Interestingly, many careerists whose careers have sailed smoothly along through the years feel panicked and isolated when the winds of change capsize their vessel, and suddenly they are left clinging to a tiny life raft in a sea of confusion.
When these senior leaders and executives call me, they often have tried – and failed — to write their own, interview-generating career story; and since most proven professionals have solid writing and communications skills, their resumes have a certain polish about them that may cause the untrained eye to consider the resume ‘fine’ and job-search ready. Instead, they find their resume communication efforts sinking to the floor of a competitive and stormy job-search ocean.
The process of constructing your career resume vessel, as well as the end-result deliverable (the ‘resume’) are as integral as regular puffs of wind to the momentum of a sailboat – and as such, ‘fine’ just won’t cut it! Alas, this is where the opportunity to refurbish one’s career vessel is crystallized, and a complete overhaul — a blank-slate remake of the resume engine and surrounding container — must be invoked.
To help careerists wrap their mind around the action steps, time and energy involved in writing a show-stopping and competition-beating resume, I’ve offered a mere ‘sampling ‘ of steps you MUST take, whether on your own or in partnership with a professional resume writer:
1. Deeply reflect on your areas of value that you offer a company, ‘going forward’ in your career. For example, if you are a Sales Management Professional, start by brainstorming 10-20 key traits, abilities, skills and/or achievements areas you particularly excel at, and enjoy. If cultivating efficient, committed and profit-focused team members is among the list, good. This is a start. But …
2. Now, you need to consider:
- Why is this of value?
- Can you sustain a resume story on the written page, and beyond, with fleshy examples of ‘how’ you cultivate such teams?
- Why did this trait/ability offer impact and value to your past employers?

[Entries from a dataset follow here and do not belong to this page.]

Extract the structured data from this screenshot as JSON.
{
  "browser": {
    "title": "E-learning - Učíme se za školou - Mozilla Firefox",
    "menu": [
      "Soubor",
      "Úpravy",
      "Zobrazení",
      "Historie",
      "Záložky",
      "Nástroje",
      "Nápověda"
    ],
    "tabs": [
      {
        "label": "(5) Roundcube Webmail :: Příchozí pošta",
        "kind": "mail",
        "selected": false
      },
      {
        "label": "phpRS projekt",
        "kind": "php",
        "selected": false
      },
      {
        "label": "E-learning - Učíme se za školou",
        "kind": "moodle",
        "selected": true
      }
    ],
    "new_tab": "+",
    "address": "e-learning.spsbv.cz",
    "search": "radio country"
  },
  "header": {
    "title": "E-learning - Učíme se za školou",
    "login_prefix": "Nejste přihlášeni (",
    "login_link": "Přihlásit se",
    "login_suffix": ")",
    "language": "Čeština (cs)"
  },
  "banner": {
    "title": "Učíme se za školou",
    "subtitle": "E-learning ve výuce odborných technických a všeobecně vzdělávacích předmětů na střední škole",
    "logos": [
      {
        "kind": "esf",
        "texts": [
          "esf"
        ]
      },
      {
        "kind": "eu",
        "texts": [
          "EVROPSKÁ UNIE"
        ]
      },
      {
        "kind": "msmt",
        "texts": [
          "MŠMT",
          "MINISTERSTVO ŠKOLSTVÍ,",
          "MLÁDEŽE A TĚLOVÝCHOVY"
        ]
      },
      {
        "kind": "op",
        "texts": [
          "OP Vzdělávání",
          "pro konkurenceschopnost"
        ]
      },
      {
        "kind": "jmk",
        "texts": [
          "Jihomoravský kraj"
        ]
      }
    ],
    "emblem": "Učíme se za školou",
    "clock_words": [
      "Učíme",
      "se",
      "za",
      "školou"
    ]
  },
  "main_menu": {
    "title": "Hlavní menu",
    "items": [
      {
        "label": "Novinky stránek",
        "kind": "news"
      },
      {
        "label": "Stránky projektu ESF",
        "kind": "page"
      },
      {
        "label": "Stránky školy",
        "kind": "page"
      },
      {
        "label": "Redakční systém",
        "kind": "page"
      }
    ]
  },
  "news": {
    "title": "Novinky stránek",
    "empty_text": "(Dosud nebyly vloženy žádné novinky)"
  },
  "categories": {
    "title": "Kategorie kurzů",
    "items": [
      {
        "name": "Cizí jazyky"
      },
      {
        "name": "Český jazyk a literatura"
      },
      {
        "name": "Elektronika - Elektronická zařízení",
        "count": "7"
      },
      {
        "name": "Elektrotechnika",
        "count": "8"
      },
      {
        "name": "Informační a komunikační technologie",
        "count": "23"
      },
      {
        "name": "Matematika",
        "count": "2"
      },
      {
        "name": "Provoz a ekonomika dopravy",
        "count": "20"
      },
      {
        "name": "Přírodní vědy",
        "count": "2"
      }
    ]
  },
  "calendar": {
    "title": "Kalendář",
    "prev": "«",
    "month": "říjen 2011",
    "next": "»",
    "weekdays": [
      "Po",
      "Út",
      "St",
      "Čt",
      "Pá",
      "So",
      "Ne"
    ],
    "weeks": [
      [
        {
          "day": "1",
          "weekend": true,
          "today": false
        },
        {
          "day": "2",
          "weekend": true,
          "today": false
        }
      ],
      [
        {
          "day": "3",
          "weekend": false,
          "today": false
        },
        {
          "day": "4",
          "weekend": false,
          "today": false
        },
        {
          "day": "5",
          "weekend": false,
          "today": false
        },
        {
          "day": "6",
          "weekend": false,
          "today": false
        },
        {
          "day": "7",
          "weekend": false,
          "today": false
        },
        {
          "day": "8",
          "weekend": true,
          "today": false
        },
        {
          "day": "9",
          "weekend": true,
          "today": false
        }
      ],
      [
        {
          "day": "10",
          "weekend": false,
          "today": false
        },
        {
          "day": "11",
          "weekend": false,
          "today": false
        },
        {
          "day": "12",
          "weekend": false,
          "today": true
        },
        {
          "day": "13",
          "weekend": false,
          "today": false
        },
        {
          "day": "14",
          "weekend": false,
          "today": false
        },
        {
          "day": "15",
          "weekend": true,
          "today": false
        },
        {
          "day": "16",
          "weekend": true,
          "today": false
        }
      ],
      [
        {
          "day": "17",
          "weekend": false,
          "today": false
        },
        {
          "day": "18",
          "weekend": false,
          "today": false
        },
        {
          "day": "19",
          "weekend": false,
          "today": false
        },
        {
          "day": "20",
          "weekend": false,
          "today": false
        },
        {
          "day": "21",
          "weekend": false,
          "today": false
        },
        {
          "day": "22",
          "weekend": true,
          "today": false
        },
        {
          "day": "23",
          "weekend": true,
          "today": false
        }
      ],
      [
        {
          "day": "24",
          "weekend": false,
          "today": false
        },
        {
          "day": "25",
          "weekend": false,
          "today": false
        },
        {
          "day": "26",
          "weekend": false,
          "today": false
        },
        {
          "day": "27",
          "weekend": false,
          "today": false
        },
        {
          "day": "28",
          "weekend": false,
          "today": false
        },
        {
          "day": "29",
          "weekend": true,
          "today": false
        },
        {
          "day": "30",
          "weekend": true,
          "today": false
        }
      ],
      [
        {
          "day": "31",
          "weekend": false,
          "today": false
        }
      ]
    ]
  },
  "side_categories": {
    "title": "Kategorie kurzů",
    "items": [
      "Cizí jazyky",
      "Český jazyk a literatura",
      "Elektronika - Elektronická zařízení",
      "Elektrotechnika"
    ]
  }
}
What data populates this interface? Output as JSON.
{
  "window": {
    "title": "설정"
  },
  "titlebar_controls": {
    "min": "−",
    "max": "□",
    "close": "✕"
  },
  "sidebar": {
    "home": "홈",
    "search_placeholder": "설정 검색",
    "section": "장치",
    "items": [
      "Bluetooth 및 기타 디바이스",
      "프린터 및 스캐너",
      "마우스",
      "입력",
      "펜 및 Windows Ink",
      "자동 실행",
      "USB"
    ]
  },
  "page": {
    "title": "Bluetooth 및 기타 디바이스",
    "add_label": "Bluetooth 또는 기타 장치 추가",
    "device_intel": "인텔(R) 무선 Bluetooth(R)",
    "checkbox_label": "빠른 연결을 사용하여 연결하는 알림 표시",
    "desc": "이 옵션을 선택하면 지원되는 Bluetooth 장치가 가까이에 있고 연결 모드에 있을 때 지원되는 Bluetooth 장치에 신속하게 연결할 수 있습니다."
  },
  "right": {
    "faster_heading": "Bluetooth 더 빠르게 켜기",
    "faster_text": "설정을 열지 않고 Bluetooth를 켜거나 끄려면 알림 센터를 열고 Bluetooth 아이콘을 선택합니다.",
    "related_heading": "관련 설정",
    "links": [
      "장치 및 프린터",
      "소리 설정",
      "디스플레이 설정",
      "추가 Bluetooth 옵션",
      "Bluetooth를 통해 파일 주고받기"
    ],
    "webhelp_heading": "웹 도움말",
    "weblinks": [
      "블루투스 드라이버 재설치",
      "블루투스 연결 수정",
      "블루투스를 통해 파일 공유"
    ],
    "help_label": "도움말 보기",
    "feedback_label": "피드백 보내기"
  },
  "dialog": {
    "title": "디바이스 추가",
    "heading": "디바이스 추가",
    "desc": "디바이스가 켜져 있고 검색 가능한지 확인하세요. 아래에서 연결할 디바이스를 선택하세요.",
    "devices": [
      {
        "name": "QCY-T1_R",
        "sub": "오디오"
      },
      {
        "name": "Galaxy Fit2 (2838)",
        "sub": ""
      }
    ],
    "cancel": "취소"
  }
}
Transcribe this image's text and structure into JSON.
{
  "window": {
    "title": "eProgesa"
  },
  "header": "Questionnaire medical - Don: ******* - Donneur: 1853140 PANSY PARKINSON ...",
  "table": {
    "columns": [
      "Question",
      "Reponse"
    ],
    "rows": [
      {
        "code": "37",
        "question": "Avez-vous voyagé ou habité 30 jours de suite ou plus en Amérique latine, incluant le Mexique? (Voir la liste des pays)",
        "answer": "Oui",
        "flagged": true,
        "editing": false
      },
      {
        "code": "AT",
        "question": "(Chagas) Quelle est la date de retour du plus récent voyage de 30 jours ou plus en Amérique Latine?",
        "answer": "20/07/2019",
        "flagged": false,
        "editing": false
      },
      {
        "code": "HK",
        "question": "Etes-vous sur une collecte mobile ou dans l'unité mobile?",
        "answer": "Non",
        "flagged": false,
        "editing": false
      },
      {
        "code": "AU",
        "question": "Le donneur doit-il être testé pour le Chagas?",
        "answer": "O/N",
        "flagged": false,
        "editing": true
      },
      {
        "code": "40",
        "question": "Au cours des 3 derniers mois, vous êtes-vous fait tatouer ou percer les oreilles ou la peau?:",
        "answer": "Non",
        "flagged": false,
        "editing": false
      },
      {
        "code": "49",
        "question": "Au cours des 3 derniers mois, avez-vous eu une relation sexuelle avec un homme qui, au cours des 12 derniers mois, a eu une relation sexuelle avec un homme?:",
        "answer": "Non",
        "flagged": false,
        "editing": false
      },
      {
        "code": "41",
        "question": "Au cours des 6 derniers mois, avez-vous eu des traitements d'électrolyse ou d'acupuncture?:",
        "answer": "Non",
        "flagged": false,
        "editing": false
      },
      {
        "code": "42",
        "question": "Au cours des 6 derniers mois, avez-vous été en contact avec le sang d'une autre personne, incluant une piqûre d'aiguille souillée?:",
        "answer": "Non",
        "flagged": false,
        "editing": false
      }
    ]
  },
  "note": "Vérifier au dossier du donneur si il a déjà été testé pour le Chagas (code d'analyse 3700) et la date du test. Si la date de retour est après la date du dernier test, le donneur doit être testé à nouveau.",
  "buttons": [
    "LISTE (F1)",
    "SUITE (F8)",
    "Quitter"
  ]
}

- Why will this experience and competency matter to your target company
- Show, don’t just tell, that you embody the adjectives and verbs with which you describe yourself in these bold and bragging statements. (Note: Singing your own praises is okay – in fact, expected — in a resume; you just must support those statements with beefy proof!)
3. As well, consider rough waters you encountered along your career journey, and how you used specific leadership, problem-solving, influence, process improvement (and so forth) talent to navigate those waters, adjust the project sails and create the results that bettered your department’s, division’s and/or company’s market positioning, product placement, revenue and/or profit gains, and such!
4. Be able to showcase these challenge encounters in a way that paints a color-rich, concise snapshot. Think challenge, action and results (CAR), and then expand beyond the ‘CAR’ by articulating what specific leadership strengths you stretched and deployed. Nuance your story.
5. Be able to organize your snapshots into key groupings that support, at most, 3-4 primary areas of your unique value. By trimming your 10-20 key traits, abilities, skills, etc. down to an overarching 3-4 key areas of value, you help the reader navigate your resume course versus drifting along, unfocused. By doing so, you are guiding them to the destination port – ultimately, that of calling you in for an interview.
These 5 tips are illustrative of a much-larger set of resume process steps involving self-introspection; focus on who you are now, and who you want to be tomorrow; research of types of companies, jobs and opportunities that you realistically and optimistically are equipped to explore; research as to what troubles your go-forward companies are facing today, tomorrow, two years from now; … and much more.
As well, you must apply acumen to knit together the career details, trim back loose threads and shape a career pattern that creates a functional vessel with just the right balance, to prevent your vessel from sinking and to compel you to sail into your career dreams.
Bryan Lubic says
Hi Jacqui,
Spot on!!
Thank you for sharing and posting what it really takes to successfully manage or navigate a career change/job search.
I look forward to learning more from you through your other posts!